Leurs figures étaient couvertes de poils presque aussi longs que leurs cheveux, et au milieu de ces poils, on ne distinguait que leurs nez et leurs yeux. En revanche, leurs corps semblaient très différents les uns des autres par leurs couleurs : certains rouges, d’autres bleus mais le plus souvent marrons. Il en aperçut trois qui avaient le torse tout gris jusqu’aux épaules : c’étaient ceux-là qui renvoyaient les rayons du soleil, probablement s’agissait-il de leurs chefs. Ils ne portaient pourtant pas de couronne et aucun d’eux n’avait de plumes de perroquets accroché dans les cheveux.

Par moments, le vent lui apportait l’odeur de ces étranges créatures, âcre et nauséabonde. Il en revenait alors à sa première idée : il s’agissait bien d’un groupe de bohiques. Peut-être étaient-ils envoyés par un puissant zemi pour les protéger des cannibales ? Puis il changeait d’avis à nouveau : non, rien de bon ne viendrait de ces hommes. Leur odeur immonde lui rappelait le bohique transpercé par la lance, la nuit où Guanina était née. La même nuit où sa femme était partie dans l’autre monde. Cette odeur ne pourrait jamais rien annoncer de bon, il en était certain.

Les arrivants remontèrent leurs embarcations sur la petite plage, pendant que les trois torses gris qui renvoyaient le soleil exploraient la forêt aux alentours. Ceux-là portaient également des couvre-chefs gris qui projetaient aussi des éclats lumineux. Deux d’entre eux étaient armés de lances fines et pointues, posées sur leur épaule, tandis que le troisième tenait un long bâton, large à une extrémité et fin de l’autre. Chose étrange, il soutenait son arme par la partie la plus large, se réservant donc la partie la plus fine pour frapper, ce qui laissa Mabó perplexe. Chacun portait une ceinture dans laquelle étaient glissées ce qui semblaient être de longues macanas, toutes droites, qui paraissaient bien fines et peu dangereuses.

Leurs compagnons sur la plage s’assirent près des canoés tandis que ces trois-là, après s’être assurés qu’il n’y avait personne aux alentours, remontèrent la rivière en direction de Mabó, de l’eau jusqu’aux genoux. Ils exploraient du regard les deux rives et se retournaient sans cesse pour évaluer la distance qu’ils avaient parcourue.
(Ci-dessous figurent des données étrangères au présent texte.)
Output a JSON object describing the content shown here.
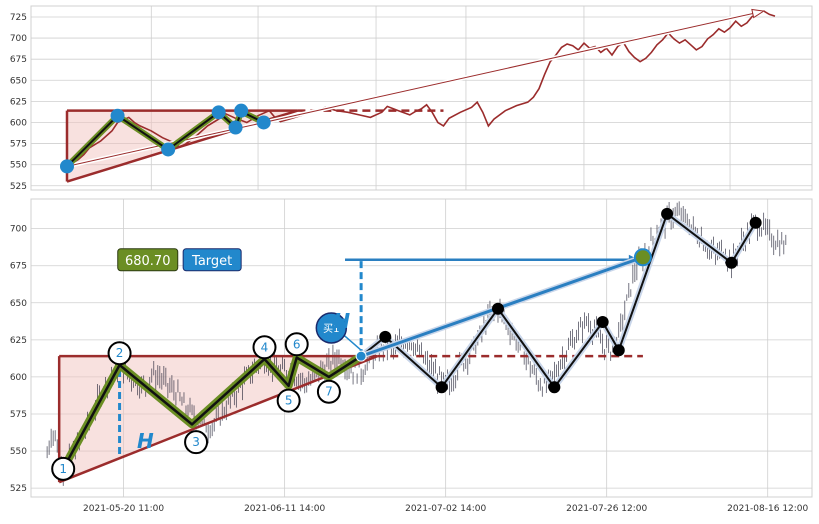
{
  "colors": {
    "price_top": "#9b2c2c",
    "triangle_line": "#9b2c2c",
    "triangle_fill": "#f2c4bf",
    "zigzag_green": "#6b8e23",
    "zigzag_black": "#111111",
    "marker_blue": "#2288cc",
    "target_blue": "#2a7fc1",
    "candle": "#1a1a2e"
  },
  "chart_data": [
    {
      "type": "line",
      "panel": "overview",
      "title": "",
      "xlabel": "",
      "ylabel": "",
      "ylim": [
        520,
        738
      ],
      "yticks": [
        525,
        550,
        575,
        600,
        625,
        650,
        675,
        700,
        725
      ],
      "grid": true,
      "series": [
        {
          "points": [
            [
              0,
              548
            ],
            [
              2,
              556
            ],
            [
              3,
              562
            ],
            [
              4,
              570
            ],
            [
              6,
              578
            ],
            [
              8,
              590
            ],
            [
              9,
              600
            ],
            [
              11,
              606
            ],
            [
              12,
              600
            ],
            [
              13,
              596
            ],
            [
              15,
              590
            ],
            [
              17,
              582
            ],
            [
              19,
              576
            ],
            [
              20,
              571
            ],
            [
              21,
              574
            ],
            [
              23,
              584
            ],
            [
              25,
              596
            ],
            [
              27,
              604
            ],
            [
              28,
              611
            ],
            [
              30,
              605
            ],
            [
              32,
              600
            ],
            [
              34,
              608
            ],
            [
              36,
              614
            ],
            [
              37,
              606
            ],
            [
              38,
              601
            ],
            [
              40,
              605
            ],
            [
              42,
              609
            ],
            [
              44,
              613
            ],
            [
              46,
              618
            ],
            [
              48,
              614
            ],
            [
              50,
              612
            ],
            [
              52,
              609
            ],
            [
              54,
              606
            ],
            [
              56,
              612
            ],
            [
              57,
              619
            ],
            [
              59,
              614
            ],
            [
              61,
              609
            ],
            [
              62,
              613
            ],
            [
              63,
              616
            ],
            [
              64,
              621
            ],
            [
              65,
              612
            ],
            [
              66,
              600
            ],
            [
              67,
              596
            ],
            [
              68,
              605
            ],
            [
              70,
              612
            ],
            [
              72,
              618
            ],
            [
              73,
              624
            ],
            [
              74,
              612
            ],
            [
              75,
              596
            ],
            [
              76,
              604
            ],
            [
              78,
              614
            ],
            [
              80,
              620
            ],
            [
              82,
              624
            ],
            [
              83,
              630
            ],
            [
              84,
              640
            ],
            [
              85,
              657
            ],
            [
              86,
              672
            ],
            [
              87,
              680
            ],
            [
              88,
              689
            ],
            [
              89,
              693
            ],
            [
              90,
              691
            ],
            [
              91,
              686
            ],
            [
              92,
              694
            ],
            [
              93,
              688
            ],
            [
              94,
              690
            ],
            [
              95,
              683
            ],
            [
              96,
              688
            ],
            [
              97,
              680
            ],
            [
              98,
              690
            ],
            [
              99,
              695
            ],
            [
              100,
              684
            ],
            [
              101,
              677
            ],
            [
              102,
              672
            ],
            [
              103,
              676
            ],
            [
              104,
              683
            ],
            [
              105,
              692
            ],
            [
              106,
              698
            ],
            [
              107,
              706
            ],
            [
              108,
              699
            ],
            [
              109,
              694
            ],
            [
              110,
              698
            ],
            [
              111,
              692
            ],
            [
              112,
              686
            ],
            [
              113,
              690
            ],
            [
              114,
              699
            ],
            [
              115,
              704
            ],
            [
              116,
              711
            ],
            [
              117,
              707
            ],
            [
              118,
              712
            ],
            [
              119,
              720
            ],
            [
              120,
              714
            ],
            [
              121,
              718
            ],
            [
              122,
              726
            ],
            [
              123,
              731
            ],
            [
              124,
              732
            ],
            [
              125,
              728
            ],
            [
              126,
              726
            ]
          ]
        }
      ],
      "pattern": {
        "triangle": {
          "base_left_x": 0,
          "bottom_left_y": 530,
          "top_y": 614,
          "apex_x": 41
        },
        "resistance_extension": {
          "from_x": 41,
          "to_x": 67,
          "y": 614
        },
        "zigzag": [
          [
            0,
            548
          ],
          [
            9,
            608
          ],
          [
            18,
            568
          ],
          [
            27,
            612
          ],
          [
            30,
            594
          ],
          [
            31,
            613
          ],
          [
            35,
            600
          ]
        ],
        "pivot_markers": [
          [
            0,
            548
          ],
          [
            9,
            608
          ],
          [
            18,
            568
          ],
          [
            27,
            612
          ],
          [
            30,
            594
          ],
          [
            31,
            614
          ],
          [
            35,
            600
          ]
        ],
        "trend_arrow": {
          "from": [
            0,
            548
          ],
          "to": [
            124,
            732
          ]
        }
      },
      "x_index_ticks": [
        15,
        34,
        55,
        71,
        92,
        118
      ]
    },
    {
      "type": "candlestick",
      "panel": "detail",
      "title": "",
      "xlabel": "",
      "ylabel": "",
      "ylim": [
        519,
        720
      ],
      "yticks": [
        525,
        550,
        575,
        600,
        625,
        650,
        675,
        700
      ],
      "xticks": [
        "2021-05-20 11:00",
        "2021-06-11 14:00",
        "2021-07-02 14:00",
        "2021-07-26 12:00",
        "2021-08-16 12:00"
      ],
      "x_tick_index": [
        9.5,
        29.5,
        49.5,
        69.5,
        89.5
      ],
      "x_range": [
        -2,
        95
      ],
      "grid": true,
      "candle_path": [
        [
          0,
          548
        ],
        [
          0.5,
          562
        ],
        [
          1,
          560
        ],
        [
          2,
          538
        ],
        [
          3,
          548
        ],
        [
          4,
          556
        ],
        [
          5,
          568
        ],
        [
          6,
          580
        ],
        [
          7,
          592
        ],
        [
          8,
          600
        ],
        [
          9,
          608
        ],
        [
          10,
          602
        ],
        [
          11,
          597
        ],
        [
          12,
          593
        ],
        [
          13,
          602
        ],
        [
          14,
          600
        ],
        [
          15,
          594
        ],
        [
          16,
          590
        ],
        [
          17,
          580
        ],
        [
          18,
          575
        ],
        [
          19,
          572
        ],
        [
          20,
          566
        ],
        [
          21,
          570
        ],
        [
          22,
          578
        ],
        [
          23,
          586
        ],
        [
          24,
          594
        ],
        [
          25,
          600
        ],
        [
          26,
          608
        ],
        [
          27,
          612
        ],
        [
          28,
          607
        ],
        [
          29,
          603
        ],
        [
          30,
          605
        ],
        [
          31,
          600
        ],
        [
          32,
          596
        ],
        [
          33,
          598
        ],
        [
          34,
          605
        ],
        [
          35,
          608
        ],
        [
          36,
          615
        ],
        [
          37,
          609
        ],
        [
          38,
          605
        ],
        [
          39,
          603
        ],
        [
          40,
          612
        ],
        [
          41,
          616
        ],
        [
          42,
          622
        ],
        [
          43,
          618
        ],
        [
          44,
          623
        ],
        [
          45,
          626
        ],
        [
          46,
          618
        ],
        [
          47,
          610
        ],
        [
          48,
          604
        ],
        [
          49,
          597
        ],
        [
          50,
          594
        ],
        [
          51,
          606
        ],
        [
          52,
          612
        ],
        [
          53,
          620
        ],
        [
          54,
          630
        ],
        [
          55,
          642
        ],
        [
          56,
          646
        ],
        [
          57,
          638
        ],
        [
          58,
          628
        ],
        [
          59,
          618
        ],
        [
          60,
          607
        ],
        [
          61,
          597
        ],
        [
          62,
          593
        ],
        [
          63,
          602
        ],
        [
          64,
          613
        ],
        [
          65,
          622
        ],
        [
          66,
          630
        ],
        [
          67,
          638
        ],
        [
          68,
          632
        ],
        [
          69,
          622
        ],
        [
          70,
          618
        ],
        [
          71,
          628
        ],
        [
          72,
          650
        ],
        [
          73,
          672
        ],
        [
          74,
          680
        ],
        [
          75,
          690
        ],
        [
          76,
          700
        ],
        [
          77,
          706
        ],
        [
          78,
          710
        ],
        [
          79,
          708
        ],
        [
          80,
          701
        ],
        [
          81,
          695
        ],
        [
          82,
          688
        ],
        [
          83,
          682
        ],
        [
          84,
          686
        ],
        [
          85,
          677
        ],
        [
          86,
          688
        ],
        [
          87,
          696
        ],
        [
          88,
          704
        ],
        [
          89,
          700
        ],
        [
          90,
          694
        ],
        [
          91,
          690
        ],
        [
          92,
          688
        ]
      ],
      "pattern": {
        "triangle": {
          "base_left_x": 1.5,
          "bottom_left_y": 529,
          "top_y": 614,
          "apex_x": 41
        },
        "resistance_extension": {
          "from_x": 41,
          "to_x": 74,
          "y": 614
        },
        "green_zigzag": [
          [
            2,
            538
          ],
          [
            9,
            608
          ],
          [
            18,
            568
          ],
          [
            27,
            612
          ],
          [
            30,
            594
          ],
          [
            31,
            613
          ],
          [
            35,
            600
          ],
          [
            39,
            614
          ]
        ],
        "black_zigzag": [
          [
            39,
            614
          ],
          [
            42,
            627
          ],
          [
            49,
            593
          ],
          [
            56,
            646
          ],
          [
            63,
            593
          ],
          [
            69,
            637
          ],
          [
            71,
            618
          ],
          [
            77,
            710
          ],
          [
            85,
            677
          ],
          [
            88,
            704
          ]
        ],
        "black_markers": [
          [
            42,
            627
          ],
          [
            49,
            593
          ],
          [
            56,
            646
          ],
          [
            63,
            593
          ],
          [
            69,
            637
          ],
          [
            71,
            618
          ],
          [
            77,
            710
          ],
          [
            85,
            677
          ],
          [
            88,
            704
          ]
        ],
        "numbered_pivots": [
          {
            "label": "1",
            "x": 2,
            "y": 538
          },
          {
            "label": "2",
            "x": 9,
            "y": 616
          },
          {
            "label": "3",
            "x": 18.5,
            "y": 556
          },
          {
            "label": "4",
            "x": 27,
            "y": 620
          },
          {
            "label": "5",
            "x": 30,
            "y": 584
          },
          {
            "label": "6",
            "x": 31,
            "y": 622
          },
          {
            "label": "7",
            "x": 35,
            "y": 590
          }
        ],
        "height_line_1": {
          "x": 9,
          "y_from": 548,
          "y_to": 610
        },
        "height_line_2": {
          "x": 39,
          "y_from": 614,
          "y_to": 679
        },
        "target_arrow": {
          "from": [
            39,
            614
          ],
          "to": [
            74,
            680.7
          ]
        },
        "target_hline": {
          "from_x": 37,
          "to_x": 72.5,
          "y": 679
        },
        "breakout_point": [
          39,
          614
        ],
        "target_point": [
          74,
          680.7
        ],
        "buy_marker": {
          "x": 35.3,
          "y": 633
        },
        "h_label_1": {
          "x": 12.2,
          "y": 552
        },
        "h_label_2": {
          "x": 36.6,
          "y": 633
        },
        "value_badge_pos": {
          "x": 12.5,
          "y": 679
        },
        "target_badge_pos": {
          "x": 20.5,
          "y": 679
        }
      }
    }
  ],
  "labels": {
    "value_badge": "680.70",
    "target_badge": "Target",
    "buy_marker": "买1",
    "height_marker": "H"
  }
}
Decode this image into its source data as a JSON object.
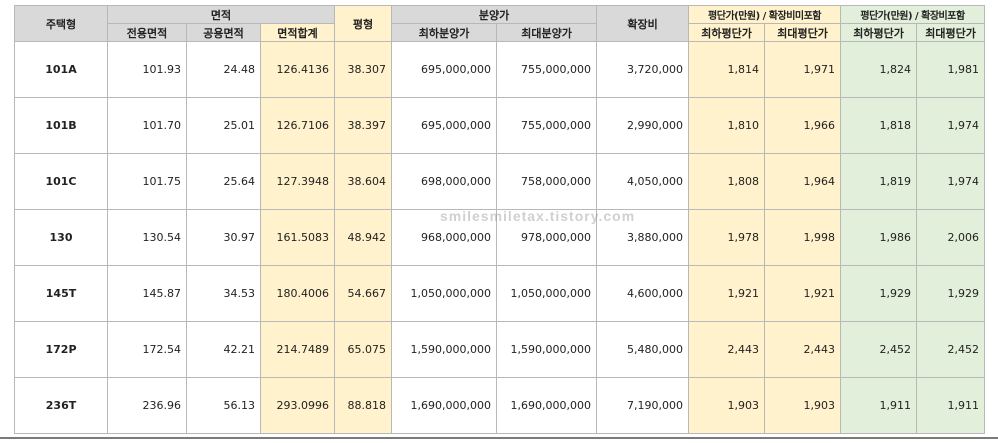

Leur comportement révélait une certaine crainte mais ils avançaient toujours, sans s’éloigner les uns des autres de plus de quelques pas.

« Ce ne sont pas des chefs, ce sont des guerriers ! » devina Mabó. Débarqués en terrain inconnu, la peur se lisait sur leurs traits, pourtant ils poursuivaient leur exploration. Ils se trouvaient maintenant si proches que Mabó entendait clairement leurs voix, sans pour autant comprendre le moindre mot.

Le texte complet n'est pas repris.